A Mighty Work

Now when he was in Jerusalem at the Passover Feast, many believed in his name when they saw the signs that he was doing. But Jesus on his part did not entrust himself to them, because he knew all people and needed no one to bear witness about man, for he himself knew what was in man. John 2: 23-25

This passage implies that Jesus was looking for people to whom he could entrust himself but, on that occasion, did not find any. 

I’ve heard that while our Lord’s love is unconditional, we must “earn” His trust. How can we accomplish that? Through striving? Education? Studying scripture? Moral behavior? It’s not a matter of what we do. God will never trust a soul-dominated human, no matter how apparently good. That human may even have the moral standing of a Pharisee, even a respected teacher of Moses’ law like Nicodemus. The answer is always the same: “You must be born from above” (John 3:7). “You must…” It is a requirement.

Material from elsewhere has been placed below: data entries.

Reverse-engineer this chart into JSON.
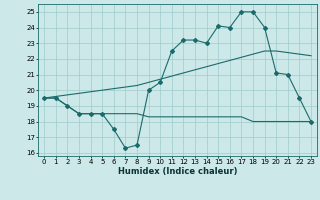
{
  "title": "",
  "xlabel": "Humidex (Indice chaleur)",
  "ylim": [
    15.8,
    25.5
  ],
  "xlim": [
    -0.5,
    23.5
  ],
  "yticks": [
    16,
    17,
    18,
    19,
    20,
    21,
    22,
    23,
    24,
    25
  ],
  "xticks": [
    0,
    1,
    2,
    3,
    4,
    5,
    6,
    7,
    8,
    9,
    10,
    11,
    12,
    13,
    14,
    15,
    16,
    17,
    18,
    19,
    20,
    21,
    22,
    23
  ],
  "bg_color": "#cde8e8",
  "grid_color": "#a0cccc",
  "line_color": "#1a6b6b",
  "line1_x": [
    0,
    1,
    2,
    3,
    4,
    5,
    6,
    7,
    8,
    9,
    10,
    11,
    12,
    13,
    14,
    15,
    16,
    17,
    18,
    19,
    20,
    21,
    22,
    23
  ],
  "line1_y": [
    19.5,
    19.5,
    19.0,
    18.5,
    18.5,
    18.5,
    17.5,
    16.3,
    16.5,
    20.0,
    20.5,
    22.5,
    23.2,
    23.2,
    23.0,
    24.1,
    24.0,
    25.0,
    25.0,
    24.0,
    21.1,
    21.0,
    19.5,
    18.0
  ],
  "line2_x": [
    0,
    1,
    2,
    3,
    4,
    5,
    6,
    7,
    8,
    9,
    10,
    11,
    12,
    13,
    14,
    15,
    16,
    17,
    18,
    19,
    20,
    21,
    22,
    23
  ],
  "line2_y": [
    19.5,
    19.6,
    19.7,
    19.8,
    19.9,
    20.0,
    20.1,
    20.2,
    20.3,
    20.5,
    20.7,
    20.9,
    21.1,
    21.3,
    21.5,
    21.7,
    21.9,
    22.1,
    22.3,
    22.5,
    22.5,
    22.4,
    22.3,
    22.2
  ],
  "line3_x": [
    0,
    1,
    2,
    3,
    4,
    5,
    6,
    7,
    8,
    9,
    10,
    11,
    12,
    13,
    14,
    15,
    16,
    17,
    18,
    19,
    20,
    21,
    22,
    23
  ],
  "line3_y": [
    19.5,
    19.5,
    19.0,
    18.5,
    18.5,
    18.5,
    18.5,
    18.5,
    18.5,
    18.3,
    18.3,
    18.3,
    18.3,
    18.3,
    18.3,
    18.3,
    18.3,
    18.3,
    18.0,
    18.0,
    18.0,
    18.0,
    18.0,
    18.0
  ],
  "tick_fontsize": 5,
  "xlabel_fontsize": 6,
  "marker_size": 2.0
}
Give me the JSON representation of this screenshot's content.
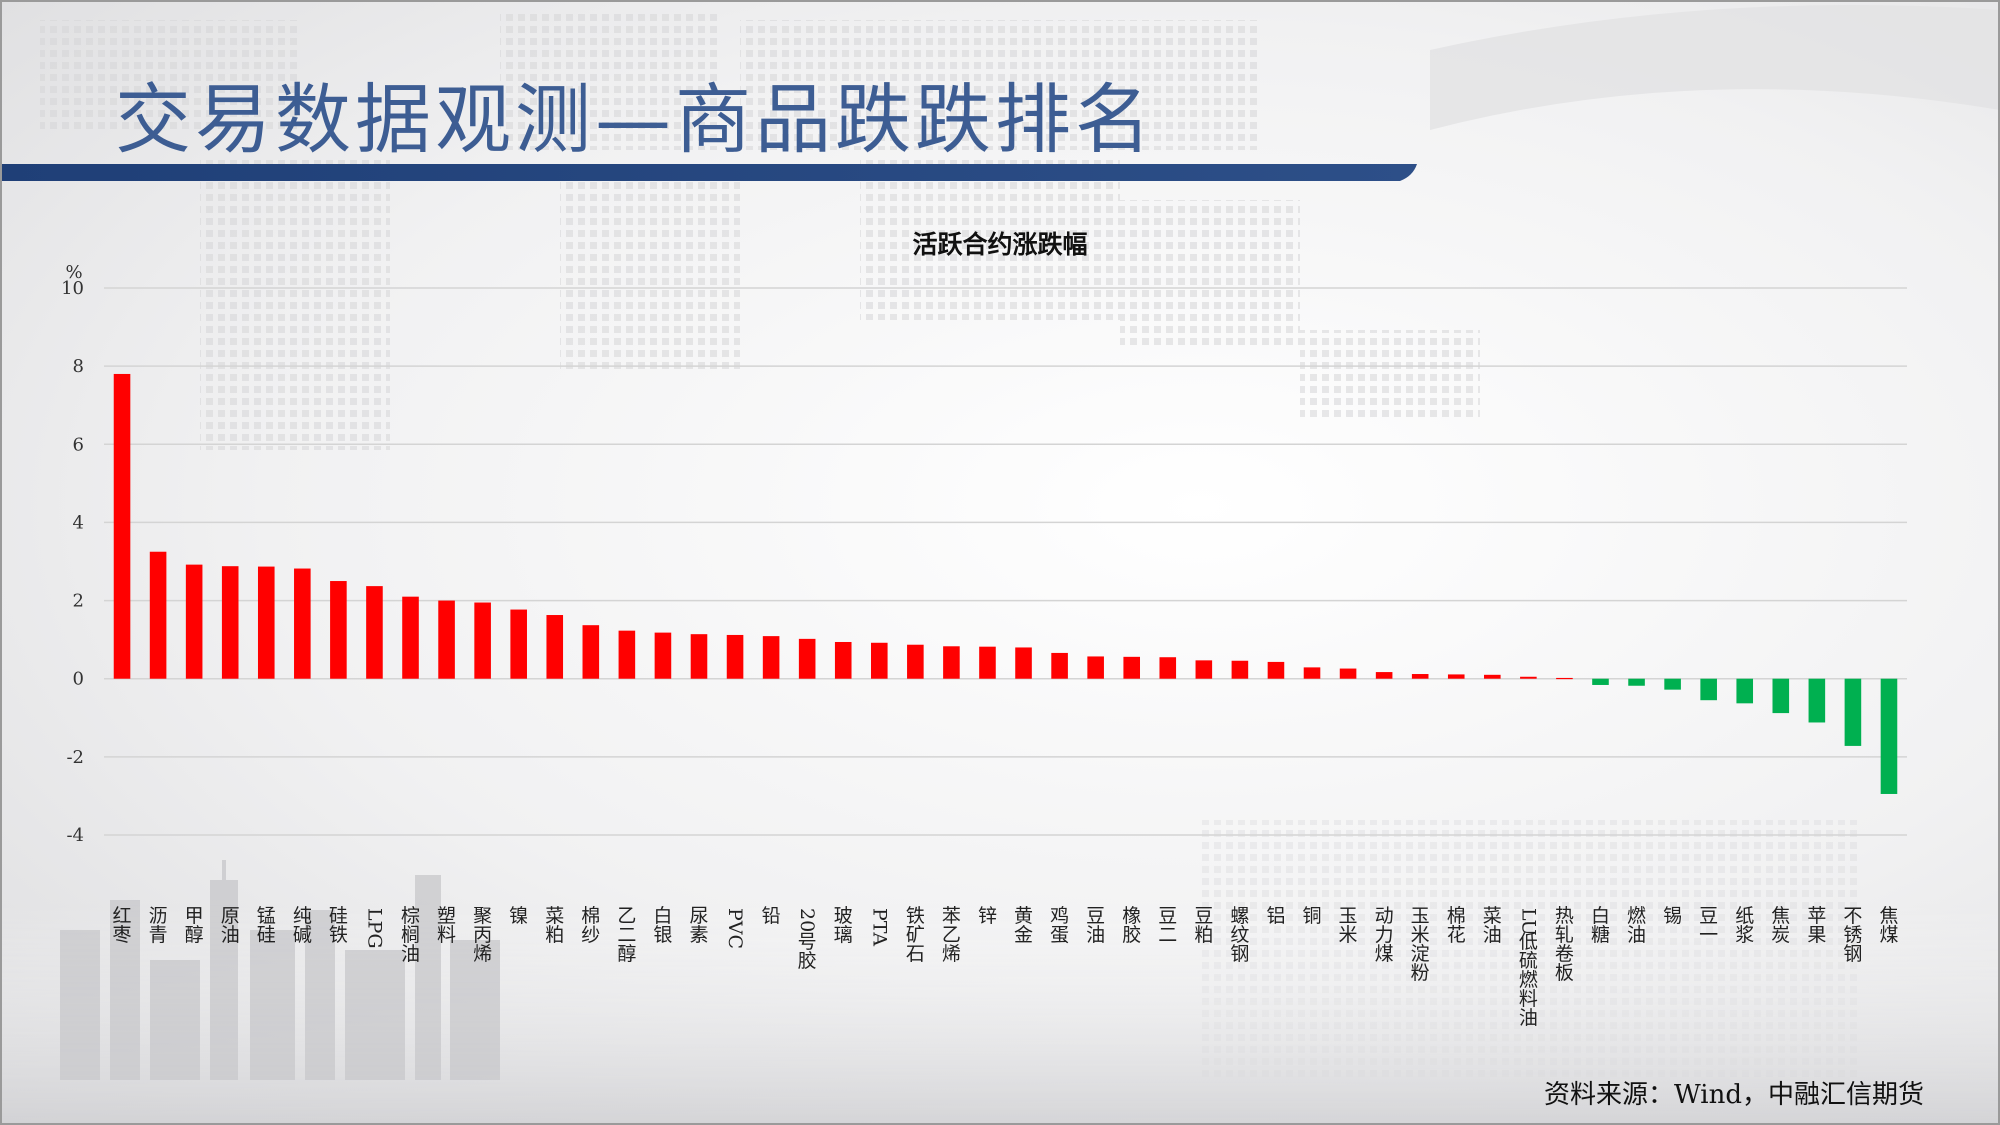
{
  "slide": {
    "title": "交易数据观测—商品跌跌排名",
    "source": "资料来源：Wind，中融汇信期货"
  },
  "colors": {
    "positive": "#ff0000",
    "negative": "#00b050",
    "title": "#3d5d93",
    "header_band": "#1f3f77",
    "grid": "#d4d4d4"
  },
  "chart_data": {
    "type": "bar",
    "title": "活跃合约涨跌幅",
    "ylabel": "%",
    "ylim": [
      -4,
      10
    ],
    "yticks": [
      10,
      8,
      6,
      4,
      2,
      0,
      -2,
      -4
    ],
    "grid": true,
    "categories": [
      "红枣",
      "沥青",
      "甲醇",
      "原油",
      "锰硅",
      "纯碱",
      "硅铁",
      "LPG",
      "棕榈油",
      "塑料",
      "聚丙烯",
      "镍",
      "菜粕",
      "棉纱",
      "乙二醇",
      "白银",
      "尿素",
      "PVC",
      "铅",
      "20号胶",
      "玻璃",
      "PTA",
      "铁矿石",
      "苯乙烯",
      "锌",
      "黄金",
      "鸡蛋",
      "豆油",
      "橡胶",
      "豆二",
      "豆粕",
      "螺纹钢",
      "铝",
      "铜",
      "玉米",
      "动力煤",
      "玉米淀粉",
      "棉花",
      "菜油",
      "LU低硫燃料油",
      "热轧卷板",
      "白糖",
      "燃油",
      "锡",
      "豆一",
      "纸浆",
      "焦炭",
      "苹果",
      "不锈钢",
      "焦煤"
    ],
    "values": [
      7.8,
      3.25,
      2.92,
      2.88,
      2.87,
      2.82,
      2.5,
      2.37,
      2.1,
      2.0,
      1.95,
      1.77,
      1.63,
      1.37,
      1.23,
      1.18,
      1.14,
      1.12,
      1.09,
      1.02,
      0.94,
      0.92,
      0.87,
      0.83,
      0.82,
      0.8,
      0.66,
      0.57,
      0.56,
      0.55,
      0.47,
      0.46,
      0.43,
      0.29,
      0.26,
      0.17,
      0.12,
      0.11,
      0.1,
      0.05,
      0.02,
      -0.16,
      -0.18,
      -0.28,
      -0.55,
      -0.63,
      -0.88,
      -1.12,
      -1.72,
      -2.95
    ]
  }
}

We understand this new birth as our receiving an impartation of the life of Jesus Christ into our human spirit. Being born again is just the beginning of a mighty work of transformation, by which the life of Christ expands from the spirit to permeate the human soul: the mind, will and emotions. Christ Himself offers to do this work in us through the Holy Spirit. In the process we incrementally relinquish our self-centered claims in favor of Christ’s authority. The question then becomes, how much of Christ is there in us? How much of the soul’s territory has come under His banner, as opposed to what remains in the grip of the old nature? Only to that extent can He entrust Himself to us.

And how does He accomplish this transformation? The scripture uses metaphors for the process, including “the furnace of affliction” (Isaiah 48:10). T. Austin-Sparks describes it this way in chapter 2 of his book, The Essential Newness of the New Creation:

The furnace of affliction is for those who by faith are in Christ. What happens in the furnace of affliction? What is it that is dealt with in the fire? Is it you, and is it I, that are refined in the fire? Are you refined in the fire? Am I refined in the furnace of affliction? I say, No! emphatically NO!! If we say, “Yes!” well, let us look at the furnace of affliction, the fire with the metal in the crucible. What are you doing with that metal? Well, you say, you heat the fire intensely and all the uncleanness, the corruption, comes to the surface; this is skimmed off, and when that process has been carried through to its end, there is left pure gold! Then if you say that is you or that is me you will have to abandon your doctrine of total depravity, and you will have to come back to the place where you say there is good in us, after all! You will have to say there is good and bad in us, and the furnace of affliction is to get the badness out of us and leave the goodness! Is that true doctrine? No!

The furnace of affliction is not for the removal of the bad out of us so as to leave the good that is in us, and secure it! Then what is its purpose? Is it to refine Christ in us? We need not discuss that! Christ needs no refining! What is it for? It is to divide between what is us in fallen nature, and what is Christ, and to get rid of the one in order to give full place to the other! The furnace of affliction is the application of the Cross to the getting rid of you and me, in order to leave the whole place for Christ. It is the measure of Christ that God is after, not to cut in between the good and bad in us, but to cut in between what is Christ, and what is ourselves. That is what the Lord is doing. He is after increasing Christ, and in order to do that He has to displace self, the old creation. It is all the measure of Christ in this realm. The realm of God is not going to be refined self, reformed self, or any kind of patching up of self. It is going to be none of self, and all of Christ.

One of God’s intentions in creating humanity was to entrust to it the governance of the visible creation. Because of the fall He had to put that plan on hold. In Jesus Christ we now have an opportunity to undergo this mighty work of transformation, so that we can be people to whom He can entrust Himself.